Image: Manu Sharma
Mustafa Quraishi  /  AP
Manu Sharma, center, leaves the Delhi High Court after being sentenced for the 1999 murder of former model Jessica Lall in New Delhi, India, on Wednesday.
updated 12/20/2006 11:57:18 AM ET 2006-12-20T16:57:18

The Delhi High Court on Wednesday sentenced a wealthy Indian politician’s son to life in prison for the 1999 killing of a former model.

Manu Sharma, 31, was convicted of shooting Jessica Lall after she refused to serve him a drink at an upscale New Delhi bar because it was closing time. The court also ordered Sharma to pay a fine of $1,100.

The case was seen as a test of the Indian court system’s willingness to hold accountable powerful people accused of criminal offenses.

Lall, who was a model and a celebrity, was serving drinks for one evening at a party at the bar.

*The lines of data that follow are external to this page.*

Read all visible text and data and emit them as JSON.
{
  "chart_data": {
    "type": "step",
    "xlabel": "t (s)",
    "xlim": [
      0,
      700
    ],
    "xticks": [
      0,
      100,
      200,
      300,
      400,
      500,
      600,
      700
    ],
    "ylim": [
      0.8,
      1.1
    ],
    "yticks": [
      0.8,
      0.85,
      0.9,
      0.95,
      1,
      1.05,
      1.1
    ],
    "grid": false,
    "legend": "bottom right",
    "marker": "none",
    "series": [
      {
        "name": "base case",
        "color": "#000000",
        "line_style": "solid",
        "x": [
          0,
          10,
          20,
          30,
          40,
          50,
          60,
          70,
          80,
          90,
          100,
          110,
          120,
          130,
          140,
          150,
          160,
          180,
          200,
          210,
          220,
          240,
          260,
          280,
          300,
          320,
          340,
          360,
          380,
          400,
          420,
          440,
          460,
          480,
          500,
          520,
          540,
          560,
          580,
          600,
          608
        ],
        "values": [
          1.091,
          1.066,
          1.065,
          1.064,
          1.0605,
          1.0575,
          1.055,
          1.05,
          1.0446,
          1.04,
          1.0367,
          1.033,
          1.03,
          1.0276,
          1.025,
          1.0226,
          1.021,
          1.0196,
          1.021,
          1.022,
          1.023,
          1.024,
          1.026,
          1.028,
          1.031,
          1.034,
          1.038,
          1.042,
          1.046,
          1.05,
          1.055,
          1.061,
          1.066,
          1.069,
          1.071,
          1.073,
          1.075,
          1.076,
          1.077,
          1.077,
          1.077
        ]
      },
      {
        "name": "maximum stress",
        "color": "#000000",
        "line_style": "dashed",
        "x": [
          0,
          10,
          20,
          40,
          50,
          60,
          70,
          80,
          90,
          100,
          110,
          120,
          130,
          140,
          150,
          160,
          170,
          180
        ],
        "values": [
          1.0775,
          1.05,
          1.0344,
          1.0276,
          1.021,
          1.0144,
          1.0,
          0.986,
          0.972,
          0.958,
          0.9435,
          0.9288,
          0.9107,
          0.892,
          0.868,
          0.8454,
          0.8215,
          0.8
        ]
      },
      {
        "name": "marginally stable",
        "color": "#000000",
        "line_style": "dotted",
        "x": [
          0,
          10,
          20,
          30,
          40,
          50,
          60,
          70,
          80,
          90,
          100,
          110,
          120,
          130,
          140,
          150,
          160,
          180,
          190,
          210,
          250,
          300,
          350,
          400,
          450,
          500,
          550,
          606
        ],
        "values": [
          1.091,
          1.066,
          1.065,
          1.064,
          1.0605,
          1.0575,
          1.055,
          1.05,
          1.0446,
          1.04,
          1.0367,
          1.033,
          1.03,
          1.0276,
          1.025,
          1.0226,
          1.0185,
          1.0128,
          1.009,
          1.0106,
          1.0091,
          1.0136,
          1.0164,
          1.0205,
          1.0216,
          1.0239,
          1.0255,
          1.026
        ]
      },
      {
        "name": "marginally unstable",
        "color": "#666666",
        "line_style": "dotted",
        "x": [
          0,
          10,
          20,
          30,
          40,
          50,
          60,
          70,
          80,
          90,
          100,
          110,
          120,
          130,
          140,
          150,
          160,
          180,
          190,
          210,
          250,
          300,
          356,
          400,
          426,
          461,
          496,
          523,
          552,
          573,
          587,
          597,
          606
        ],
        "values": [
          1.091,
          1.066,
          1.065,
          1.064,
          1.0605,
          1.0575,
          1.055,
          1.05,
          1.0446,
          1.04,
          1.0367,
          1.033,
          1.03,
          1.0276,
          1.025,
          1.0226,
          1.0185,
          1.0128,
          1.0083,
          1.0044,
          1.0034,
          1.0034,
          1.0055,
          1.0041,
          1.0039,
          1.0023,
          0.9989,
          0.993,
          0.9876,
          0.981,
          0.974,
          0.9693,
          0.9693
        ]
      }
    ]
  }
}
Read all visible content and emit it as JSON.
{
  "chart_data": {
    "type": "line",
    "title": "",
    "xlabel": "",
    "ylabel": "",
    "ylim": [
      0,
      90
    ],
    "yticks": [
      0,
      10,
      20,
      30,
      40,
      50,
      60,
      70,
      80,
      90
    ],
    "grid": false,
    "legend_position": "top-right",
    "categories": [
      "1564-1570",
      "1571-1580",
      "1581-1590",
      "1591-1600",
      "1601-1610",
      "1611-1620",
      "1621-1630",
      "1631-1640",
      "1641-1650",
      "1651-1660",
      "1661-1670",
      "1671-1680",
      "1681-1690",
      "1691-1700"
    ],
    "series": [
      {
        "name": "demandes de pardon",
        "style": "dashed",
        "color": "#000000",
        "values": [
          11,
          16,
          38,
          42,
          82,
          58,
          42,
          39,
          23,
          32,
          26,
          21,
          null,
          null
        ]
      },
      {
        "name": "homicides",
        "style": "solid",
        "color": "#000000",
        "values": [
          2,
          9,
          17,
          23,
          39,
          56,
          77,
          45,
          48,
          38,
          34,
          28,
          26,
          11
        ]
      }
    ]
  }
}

“There’s a certain amount of closure now ... for all these seven and a half years we’ve all been waiting and it’s finally done,” the victim’s sister, Sabrina Lall, said outside the courtroom.

“It needed a lot of hard work because so many witnesses turned hostile but we were successful in presenting our case to the court,” said Mukta Gupta, the top lawyer for the prosecution. “The truth is out and we’ve done our duty.”

Sharma can appeal to the Supreme Court.

The trial made headlines after a lower court acquitted Sharma earlier this year. Dozens of people witnessed the killing, but most later recanted their testimony as the case moved through the courts.

The earlier acquittal angered New Delhi’s citizens, who held street protests for several days, forcing authorities to reopen the investigation.

Son of influential politician
Sharma is the son of Venod Sharma, an influential politician and former governing Congress party minister in northern Haryana state. He has business interests in sugar mills.

The High Court’s guilty verdict came on Monday. It also found Sharma’s friends Vikas Yadav and Amardeep Singh Gill guilty of destroying evidence and helping Sharma escape.

On Wednesday, the court sentenced both men to four years in prison.

India’s courts are usually slow and cases can take decades to resolve, bribery is often openly demanded and the powerful seldom face prosecution.

In recent months, however, the courts have convicted several powerful people accused of crimes, including a Cabinet minister who was sentenced to life imprisonment earlier this month.